Why Do Dog Breed Restrictions Exist?
Before we get into how, we must first know why. Why do certain apartments restrict certain dog breeds? How dare they think of Michael as an aggressive Pitbull; he’s the sweetest dog I’ve ever met!
Well, here are the main reasons:
- Property damage: If you find that Michael likes to gnaw on furniture, you might want to train him to avoid that from now on. Landlords should be concerned because it will cost them money to repair or replace damaged property.
- Liability: Guess what? Neither you nor Michael are going to be responsible if he (or she) bites someone; it’s going to be the landlord’s fault.
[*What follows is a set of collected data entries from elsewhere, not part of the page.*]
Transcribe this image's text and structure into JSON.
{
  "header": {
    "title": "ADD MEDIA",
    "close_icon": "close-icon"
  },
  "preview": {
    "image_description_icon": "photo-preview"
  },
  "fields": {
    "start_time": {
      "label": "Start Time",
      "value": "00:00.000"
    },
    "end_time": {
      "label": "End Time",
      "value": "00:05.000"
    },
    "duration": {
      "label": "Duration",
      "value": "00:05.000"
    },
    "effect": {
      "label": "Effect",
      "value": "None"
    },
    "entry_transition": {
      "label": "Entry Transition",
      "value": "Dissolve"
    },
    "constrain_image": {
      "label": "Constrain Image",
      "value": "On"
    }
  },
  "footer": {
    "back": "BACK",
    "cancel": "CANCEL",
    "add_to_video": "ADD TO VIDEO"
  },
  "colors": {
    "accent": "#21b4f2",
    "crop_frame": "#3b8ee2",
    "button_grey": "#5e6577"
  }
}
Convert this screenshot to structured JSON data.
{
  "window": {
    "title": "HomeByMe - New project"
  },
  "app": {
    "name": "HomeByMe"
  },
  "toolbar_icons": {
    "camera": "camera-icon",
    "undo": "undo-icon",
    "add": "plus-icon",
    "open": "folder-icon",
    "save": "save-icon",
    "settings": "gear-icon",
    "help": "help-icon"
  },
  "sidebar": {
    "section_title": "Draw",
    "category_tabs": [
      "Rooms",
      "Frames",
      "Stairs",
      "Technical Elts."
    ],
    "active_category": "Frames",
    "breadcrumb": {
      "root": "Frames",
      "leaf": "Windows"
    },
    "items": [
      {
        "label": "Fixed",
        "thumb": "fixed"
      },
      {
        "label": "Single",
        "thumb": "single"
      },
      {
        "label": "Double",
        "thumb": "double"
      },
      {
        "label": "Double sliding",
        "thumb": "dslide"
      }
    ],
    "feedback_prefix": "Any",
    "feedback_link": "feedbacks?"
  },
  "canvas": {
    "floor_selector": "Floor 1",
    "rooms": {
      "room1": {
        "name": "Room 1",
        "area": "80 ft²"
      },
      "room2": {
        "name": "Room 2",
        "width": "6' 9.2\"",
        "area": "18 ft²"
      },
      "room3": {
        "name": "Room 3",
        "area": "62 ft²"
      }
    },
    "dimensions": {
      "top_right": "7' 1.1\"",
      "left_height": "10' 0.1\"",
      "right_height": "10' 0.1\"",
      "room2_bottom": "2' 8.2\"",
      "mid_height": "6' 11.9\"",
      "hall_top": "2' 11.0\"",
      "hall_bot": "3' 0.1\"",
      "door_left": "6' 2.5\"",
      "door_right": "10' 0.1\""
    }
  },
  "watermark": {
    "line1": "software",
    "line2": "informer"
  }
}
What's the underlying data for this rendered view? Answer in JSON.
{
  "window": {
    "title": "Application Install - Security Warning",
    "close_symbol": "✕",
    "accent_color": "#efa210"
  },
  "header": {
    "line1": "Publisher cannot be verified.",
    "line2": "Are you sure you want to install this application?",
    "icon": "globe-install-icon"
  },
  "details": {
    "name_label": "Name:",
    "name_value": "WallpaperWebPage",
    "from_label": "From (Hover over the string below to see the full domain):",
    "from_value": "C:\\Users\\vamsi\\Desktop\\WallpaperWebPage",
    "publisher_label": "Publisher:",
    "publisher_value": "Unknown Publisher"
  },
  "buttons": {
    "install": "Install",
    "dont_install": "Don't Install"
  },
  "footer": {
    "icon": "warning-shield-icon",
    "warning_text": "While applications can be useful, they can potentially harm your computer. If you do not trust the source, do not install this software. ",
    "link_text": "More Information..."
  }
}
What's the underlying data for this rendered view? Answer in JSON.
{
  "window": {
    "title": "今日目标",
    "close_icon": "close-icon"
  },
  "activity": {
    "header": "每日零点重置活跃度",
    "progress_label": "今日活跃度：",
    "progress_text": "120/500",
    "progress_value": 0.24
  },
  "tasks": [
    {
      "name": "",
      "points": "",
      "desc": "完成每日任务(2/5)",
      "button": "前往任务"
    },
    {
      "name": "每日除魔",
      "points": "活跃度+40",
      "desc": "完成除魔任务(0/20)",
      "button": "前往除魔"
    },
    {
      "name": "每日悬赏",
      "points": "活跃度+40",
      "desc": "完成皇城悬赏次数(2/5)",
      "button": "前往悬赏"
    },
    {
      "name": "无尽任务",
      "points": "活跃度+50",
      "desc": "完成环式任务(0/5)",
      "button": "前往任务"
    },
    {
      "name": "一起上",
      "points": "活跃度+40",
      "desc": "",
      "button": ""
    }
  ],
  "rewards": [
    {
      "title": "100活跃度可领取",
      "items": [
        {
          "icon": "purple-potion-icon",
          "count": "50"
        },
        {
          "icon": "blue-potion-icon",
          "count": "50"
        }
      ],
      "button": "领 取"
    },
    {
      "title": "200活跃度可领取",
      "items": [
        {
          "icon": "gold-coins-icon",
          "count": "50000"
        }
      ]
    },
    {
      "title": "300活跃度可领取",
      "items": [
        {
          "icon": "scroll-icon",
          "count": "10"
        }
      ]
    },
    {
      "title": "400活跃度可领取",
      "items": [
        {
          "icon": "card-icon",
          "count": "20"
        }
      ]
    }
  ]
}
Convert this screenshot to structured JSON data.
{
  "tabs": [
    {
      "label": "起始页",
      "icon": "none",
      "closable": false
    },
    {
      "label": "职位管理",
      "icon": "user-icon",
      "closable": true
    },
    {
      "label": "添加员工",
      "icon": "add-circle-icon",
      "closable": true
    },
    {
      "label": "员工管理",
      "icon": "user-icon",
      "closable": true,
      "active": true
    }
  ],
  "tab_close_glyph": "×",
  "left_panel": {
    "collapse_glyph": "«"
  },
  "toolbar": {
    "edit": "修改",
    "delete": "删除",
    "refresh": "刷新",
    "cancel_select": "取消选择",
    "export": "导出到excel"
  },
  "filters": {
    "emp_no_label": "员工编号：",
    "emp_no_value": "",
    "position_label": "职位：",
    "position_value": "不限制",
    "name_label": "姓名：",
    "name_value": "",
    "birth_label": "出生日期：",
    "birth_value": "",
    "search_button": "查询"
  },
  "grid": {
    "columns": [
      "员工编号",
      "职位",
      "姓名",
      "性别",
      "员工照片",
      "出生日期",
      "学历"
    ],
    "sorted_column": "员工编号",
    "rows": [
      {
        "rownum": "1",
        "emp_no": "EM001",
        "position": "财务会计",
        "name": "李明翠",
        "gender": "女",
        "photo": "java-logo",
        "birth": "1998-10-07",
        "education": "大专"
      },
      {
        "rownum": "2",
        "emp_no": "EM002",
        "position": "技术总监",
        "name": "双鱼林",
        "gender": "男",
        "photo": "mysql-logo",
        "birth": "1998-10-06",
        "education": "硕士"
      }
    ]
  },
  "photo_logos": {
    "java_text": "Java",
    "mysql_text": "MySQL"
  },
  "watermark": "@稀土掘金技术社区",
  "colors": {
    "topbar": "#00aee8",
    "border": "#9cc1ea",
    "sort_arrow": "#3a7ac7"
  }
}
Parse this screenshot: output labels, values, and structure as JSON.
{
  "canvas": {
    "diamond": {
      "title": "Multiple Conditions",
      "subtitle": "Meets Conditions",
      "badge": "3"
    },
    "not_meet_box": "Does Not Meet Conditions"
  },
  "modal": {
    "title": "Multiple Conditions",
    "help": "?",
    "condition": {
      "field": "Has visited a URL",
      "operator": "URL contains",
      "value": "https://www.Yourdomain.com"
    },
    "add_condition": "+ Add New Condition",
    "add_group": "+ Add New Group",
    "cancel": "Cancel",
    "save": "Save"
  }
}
Someone may file a lawsuit against the landlord, and if you’ve never been through one, let’s just say it’s an extremely stressful process, and hiring a lawyer isn’t cheap either.Basically, if Michael makes an oopsie (in this case, biting someone), it will be a huge headache for the landlord.
To sum it up, whether they’re landlords, property managers, or even entire cities and counties, they ban certain dogs from entering because they’re scared of the potential damage they may cause to property and other living beings around them (yes, not just humans but also other pets).
So, if you own a dog breed that has a reputation for aggression and misbehavior, the chances of getting around breed restrictions are even lower.
But, it doesn’t have to end there.
Usually Restricted Dog Breeds
- Pitbulls (basically any breed that has “bull” in its name)
- German Shepherd
- Great Dane
- Doberman Pinscher
- Wolf dog
- Presa Canario
Sigh, a shame isn’t it? Unfortunately, it’s what we as pet owners have to deal with. Don’t worry, you’ll eventually find a great home for you and your fuzzy best friend and it will all be worth it in the end. Thanks for reading and have a good day!